I'm pretty okay with food. I mean aside from how I used to (and sometimes still do) abuse it to release emotions/ED stuff etc. I used to binge and purge thousands upon thousands of calories of food 3 to 5 times a day every day for weeks at a time. I would say this is more related to my mental/body image/how I view myself as a part of society issue than a me vs. food relationship issue though. It's hard to say because on one hand my body and reactions to food are pretty much normal if I want them to be imo, but on the other hand food represents certain things in my life - though what these things are I am not exactly certain about. So I have/do sometimes use food as an indirect way to express myself. I remember there was a point in my life where I admitted to my counselor that purging felt better than crying. How often do you come across something in life that seems like it could function like a "rewind button" for your actions? It's like how people wash their hands after doing something they feel guilty about, as if to wash away their inner feelings of disgust by outwardly washing dirt away. It also represents a "taboo" - wasting food, overeating, making yourself puke, hurting yourself - these are all things people discourage you from doing. And when you do it, it sort of makes you feel like you're breaking free from these expectations and recommendations to you from others. It is also a way to divert your attention from other forms of pain that you are feeling, to be able to focus on the physical pain. It's like any other addiction that you know destroys you every time you engage in it - cutting, stealing, overgambling, alcohol abuse. You get a rush from doing it, but the feeling you get, the addiction - it's not part of who you are. It reflects a part of how you function and respond to your environment, but I would not consider it an innate part of one's personality.
My food allergies/complications:
MSG, and aspartame if in large enough amounts (for example a piece of gum won't but a bottle of diet coke will) give me severe headaches for the rest of the day and diarrhea as well. If I eat ground hamburger-style of processed beef, I will immediately become very nauseous and proceed to vomit AND/OR have hours of painful diarrhea if I choose to ingest it. I can eat steak and normal sliced beef no problem, but for some reason even hamburger patties from high-end restaurants have this effect on me. This also happens to me if I eat hotdog-type pork, but to a bit of a lesser degree. In general however I am not a fan of pork because I dislike the way it smells, and I especially hate bacon because it looks like scabs to me. I am not extremely lactose intolerant, and sometimes I accidentally or once in a while decide to eat dairy. But in general I tend to avoid it because it makes me FART LIKE CRAZY, and these farts smell really reallllly bad. It also makes me bloat and have gastrointestinal pain. If I drink dairy on an empty stomach I will feel absolutely awful. It won't make me vomit, but drinking dairy does make me a bit nauseated. Like if I would have the need to make myself vomit, I would just drink dairy. Also eating dairy makes my lips, mouth, and throat itchy, and my throat gets kinda phlegmy from it. So for a nice dairy substitute I use almond milk... doesn't always work out in some food combinations though, but whatever - I mostly just make cafe au lait with it lol. My mom being azn usually keeps soy milk in the fridge, but she only likes sweetened soy which I find too sweet, so I don't drink it very often.
I will tend to dislike anything that is overly sweet, salty, oily, or flavourful. Small amounts once in a blue moon are nice, but I'll feel unwell if it's more than very rarely. To me the food that I am most comfortable/satisfied with, the kind I find most "clean" and "pure" to me is home-cooked HK-style Chinese food, or Korean food. In general if I stay and live with people I love who have a certain kind of home cooking, I will consider that food to be sacred to me almost. These are the foods of quality that I don't get to have very often anymore, which remind me of spending time with those I cherish. It is more than just food - it represents something. It holds a place in my heart. Also, eating can be more or less enjoyable depending on the circumstances.

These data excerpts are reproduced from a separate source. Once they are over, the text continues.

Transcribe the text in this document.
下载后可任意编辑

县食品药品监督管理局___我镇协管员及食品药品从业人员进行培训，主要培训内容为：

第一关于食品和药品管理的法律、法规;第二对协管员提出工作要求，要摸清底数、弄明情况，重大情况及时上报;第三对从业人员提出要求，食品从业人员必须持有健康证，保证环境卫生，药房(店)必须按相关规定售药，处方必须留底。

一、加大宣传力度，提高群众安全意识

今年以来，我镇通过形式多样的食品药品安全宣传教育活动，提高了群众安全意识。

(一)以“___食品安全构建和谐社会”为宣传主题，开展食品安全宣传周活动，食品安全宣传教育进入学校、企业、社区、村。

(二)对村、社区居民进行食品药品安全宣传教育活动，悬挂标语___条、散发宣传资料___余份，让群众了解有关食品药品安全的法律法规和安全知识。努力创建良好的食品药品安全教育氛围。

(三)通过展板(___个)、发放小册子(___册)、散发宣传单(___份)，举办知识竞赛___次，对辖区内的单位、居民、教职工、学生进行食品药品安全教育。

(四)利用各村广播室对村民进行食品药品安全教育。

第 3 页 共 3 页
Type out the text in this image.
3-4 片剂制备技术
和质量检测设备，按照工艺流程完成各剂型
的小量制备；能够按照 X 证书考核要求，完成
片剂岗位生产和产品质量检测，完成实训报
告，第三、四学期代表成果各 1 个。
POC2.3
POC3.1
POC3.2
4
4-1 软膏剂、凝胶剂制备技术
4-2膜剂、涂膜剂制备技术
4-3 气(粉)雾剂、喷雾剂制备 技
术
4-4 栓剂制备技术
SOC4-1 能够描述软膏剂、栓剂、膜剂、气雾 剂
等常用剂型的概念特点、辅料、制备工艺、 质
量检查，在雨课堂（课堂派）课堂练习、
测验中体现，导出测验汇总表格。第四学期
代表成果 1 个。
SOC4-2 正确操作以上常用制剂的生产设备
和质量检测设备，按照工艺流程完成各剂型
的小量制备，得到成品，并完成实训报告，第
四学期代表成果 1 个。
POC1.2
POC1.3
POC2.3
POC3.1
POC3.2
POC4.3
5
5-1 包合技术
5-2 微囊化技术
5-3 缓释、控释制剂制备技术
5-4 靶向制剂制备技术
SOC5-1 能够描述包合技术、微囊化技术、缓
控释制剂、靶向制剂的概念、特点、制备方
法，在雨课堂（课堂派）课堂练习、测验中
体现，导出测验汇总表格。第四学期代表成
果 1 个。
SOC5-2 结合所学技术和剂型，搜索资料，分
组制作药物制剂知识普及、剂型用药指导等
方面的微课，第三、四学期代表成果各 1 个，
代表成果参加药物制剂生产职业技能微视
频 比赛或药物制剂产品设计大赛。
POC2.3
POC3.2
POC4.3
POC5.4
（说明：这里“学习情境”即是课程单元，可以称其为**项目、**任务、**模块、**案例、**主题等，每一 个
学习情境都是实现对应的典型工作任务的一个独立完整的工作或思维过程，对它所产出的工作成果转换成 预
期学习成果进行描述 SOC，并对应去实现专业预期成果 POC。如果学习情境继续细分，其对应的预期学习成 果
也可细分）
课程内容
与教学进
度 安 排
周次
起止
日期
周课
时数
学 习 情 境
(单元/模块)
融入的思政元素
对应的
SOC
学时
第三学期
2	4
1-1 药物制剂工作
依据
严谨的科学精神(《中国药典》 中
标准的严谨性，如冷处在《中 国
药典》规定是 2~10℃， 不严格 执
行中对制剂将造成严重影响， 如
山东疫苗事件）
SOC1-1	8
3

Eating dimsum always tastes the best if I eat it with my grandparents! Also, I enjoy cooking and experimenting with new foods.
At the moment, I am trying to not eat any dairy, or any meat except for fish. Except for non-starchy vegetables which I eat without limit, I aim to restrict myself to on average about 400 calories each day. But I would say I eat AT LEAST 10 servings of vegetables (mostly dark leafy green, or yams, carrots, squash, or onion-type things) every day to make up for this restriction and avoid hunger. I try to avoid grain-based foods. Lately I have become addicted to instant coffee, which I take with a dash of almond milk and cinnamon. I also drink quite a bit of green tea as my mom always keeps a couple types stocked in the pantry.
Whether others consider this to be healthy or not is irrelevant to me. And yes I do want to lose weight. I have a BMI of 20 but I would like to lose 5 to 10 lbs.
I am and always have been in the normal body weight range, although I was a bit chubbier as a kid than I am now. Yes, I was bullied by skinny asian kids when I was younger, and yes it does affect how I think now and I obviously haven't totally gotten over it.